Cela n’est qu’un juste retour des choses. Quand on a trop marginalisé l’économique en privilégiant le politique, le retour de la manivelle est dur. Et encore si seulement les politiciens qui gouvernent aujourd’hui étaient capables de trouver des portes de sortie.
«Les pistes sont là, il suffit de les suivre et d’oser prendre de véritables décisions pour sortir le pays de l’ornière dans laquelle il se débat».
La Constitution écrite par les chevaliers de l’apocalypse a été vidée de toute allusion à l’économie. Autant le droit des grèves et les revendications des travailleurs assoiffés de dignité y étaient présents, autant la libre initiative, le droit au travail étaient absents. Les opérateurs privés et les créateurs de richesses n’ont aucune protection, mais tout au contraire, c’est la diabolisation de toutes les réussites par les anciens loosers qui a été de toutes les sauces à l’ancienne constituante. Les quelques députés «modérés» élus en 2011 n’avaient aucun pouvoir à raisonner les «révolutionnaires aveugles» responsables du destin du peuple.
Il faudrait peut-être oser la réconciliation nationale, n’en déplaise aux inquisiteurs dont les esprits sont tellement vides que le seul cheval de bataille qu’ils ont trouvé est un acharnement impitoyable sur les compétences d’autrefois.
Car la conséquence de la “chasse aux sorcières“ et de la non réalisation de la réconciliation nationale est: -1,2% de croissance et une administration handicapée dont le rendement a été divisé par 2 de peur des poursuites gratuites et des «lettres anonymes». Alors que la déclaration de constitution d’une société au guichet unique ne dépassait pas les 72h, aujourd’hui elle prend entre 10 à 15 jours.
Les investissements dans les régions ont été réduits de 35%. Une réticence qui s’explique par les enquêtes gratuites et la nouvelle règle d’or appelée “suspicion“.
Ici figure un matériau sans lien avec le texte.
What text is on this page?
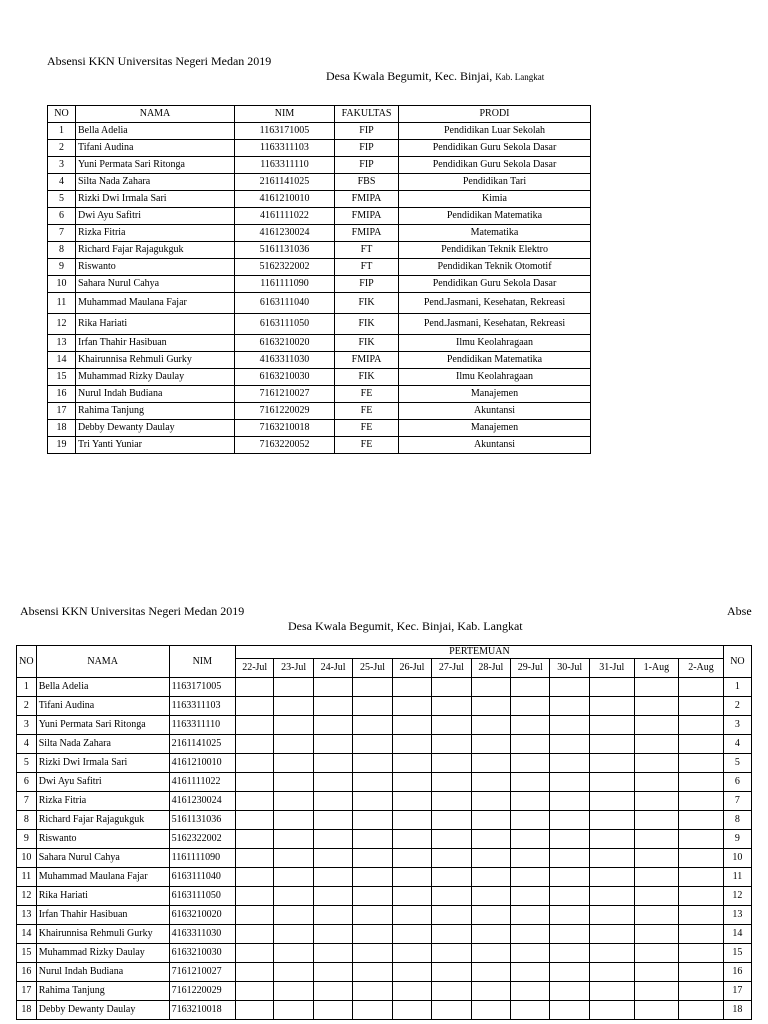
Absensi KKN Universitas Negeri Medan 2019
Desa Kwala Begumit, Kec. Binjai, Kab. Langkat
NO	NAMA	NIM	FAKULTAS	PRODI
1	Bella Adelia	1163171005	FIP	Pendidikan Luar Sekolah
2	Tifani Audina	1163311103	FIP	Pendidikan Guru Sekola Dasar
3	Yuni Permata Sari Ritonga	1163311110	FIP	Pendidikan Guru Sekola Dasar
4	Silta Nada Zahara	2161141025	FBS	Pendidikan Tari
5	Rizki Dwi Irmala Sari	4161210010	FMIPA	Kimia
6	Dwi Ayu Safitri	4161111022	FMIPA	Pendidikan Matematika
7	Rizka Fitria	4161230024	FMIPA	Matematika
8	Richard Fajar Rajagukguk	5161131036	FT	Pendidikan Teknik Elektro
9	Riswanto	5162322002	FT	Pendidikan Teknik Otomotif
10	Sahara Nurul Cahya	1161111090	FIP	Pendidikan Guru Sekola Dasar
11	Muhammad Maulana Fajar	6163111040	FIK	Pend.Jasmani, Kesehatan, Rekreasi
12	Rika Hariati	6163111050	FIK	Pend.Jasmani, Kesehatan, Rekreasi
13	Irfan Thahir Hasibuan	6163210020	FIK	Ilmu Keolahragaan
14	Khairunnisa Rehmuli Gurky	4163311030	FMIPA	Pendidikan Matematika
15	Muhammad Rizky Daulay	6163210030	FIK	Ilmu Keolahragaan
16	Nurul Indah Budiana	7161210027	FE	Manajemen
17	Rahima Tanjung	7161220029	FE	Akuntansi
18	Debby Dewanty Daulay	7163210018	FE	Manajemen
19	Tri Yanti Yuniar	7163220052	FE	Akuntansi
Absensi KKN Universitas Negeri Medan 2019	Abse
Desa Kwala Begumit, Kec. Binjai, Kab. Langkat
NO	NAMA	NIM	PERTEMUAN												NO
			22-Jul	23-Jul	24-Jul	25-Jul	26-Jul	27-Jul	28-Jul	29-Jul	30-Jul	31-Jul	1-Aug	2-Aug	
1	Bella Adelia	1163171005													1
2	Tifani Audina	1163311103													2
3	Yuni Permata Sari Ritonga	1163311110													3
4	Silta Nada Zahara	2161141025													4
5	Rizki Dwi Irmala Sari	4161210010													5
6	Dwi Ayu Safitri	4161111022													6
7	Rizka Fitria	4161230024													7
8	Richard Fajar Rajagukguk	5161131036													8
9	Riswanto	5162322002													9
10	Sahara Nurul Cahya	1161111090													10
11	Muhammad Maulana Fajar	6163111040													11
12	Rika Hariati	6163111050													12
13	Irfan Thahir Hasibuan	6163210020													13
14	Khairunnisa Rehmuli Gurky	4163311030													14
15	Muhammad Rizky Daulay	6163210030													15
16	Nurul Indah Budiana	7161210027													16
17	Rahima Tanjung	7161220029													17
18	Debby Dewanty Daulay	7163210018													18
L’exploitation des gisements pétroliers est passée de 52 champs à 26. Les activistes de «Hamlet winou el pétrole» peuvent s’éclater car alors que les besoins de la Tunisie étaient satisfaits à hauteur de 95%, ils ont été aujourd’hui réduits à 50%. Et qui paye? C’est le contribuable car le manque à gagner est de milliards de dinars.
Aujourd’hui, il est urgent de revoir le modèle de développement en le rendant inclusif et équilibré. Il est impératif d’encourager l’initiative privée et de renforcer les partenariats publics privés. Il est impérieux de revoir notre approche quant au développement régionale «qu’est-ce la profondeur de la Tunisie entre le littoral et les régions intérieures, c’est tout juste 160 km d’où l’importance d’implanter un maillage d’autoroutes jusqu’aux frontières algériennes tout comme il est pertinent de renforcer le réseau routier transversal. Il ne faut pas que le temps entre ports, aéroports et centres urbains ou industriels dépasse 1h30. Ceci n’est pas une vue de l’esprit, c’est inéluctable».
L’ouvrage publié par le CEPED est riche en informations. Il propose également une stratégie concrète pour une sortir de crise.
Les décideurs politiques, malheureusement pour nous, pas tous édifiés sur la chose économique, pourraient, peut-être, y trouver de la manière à réflexion pour prendre les mesures qui s’imposent dans un contexte socioéconomique assez inquiétant.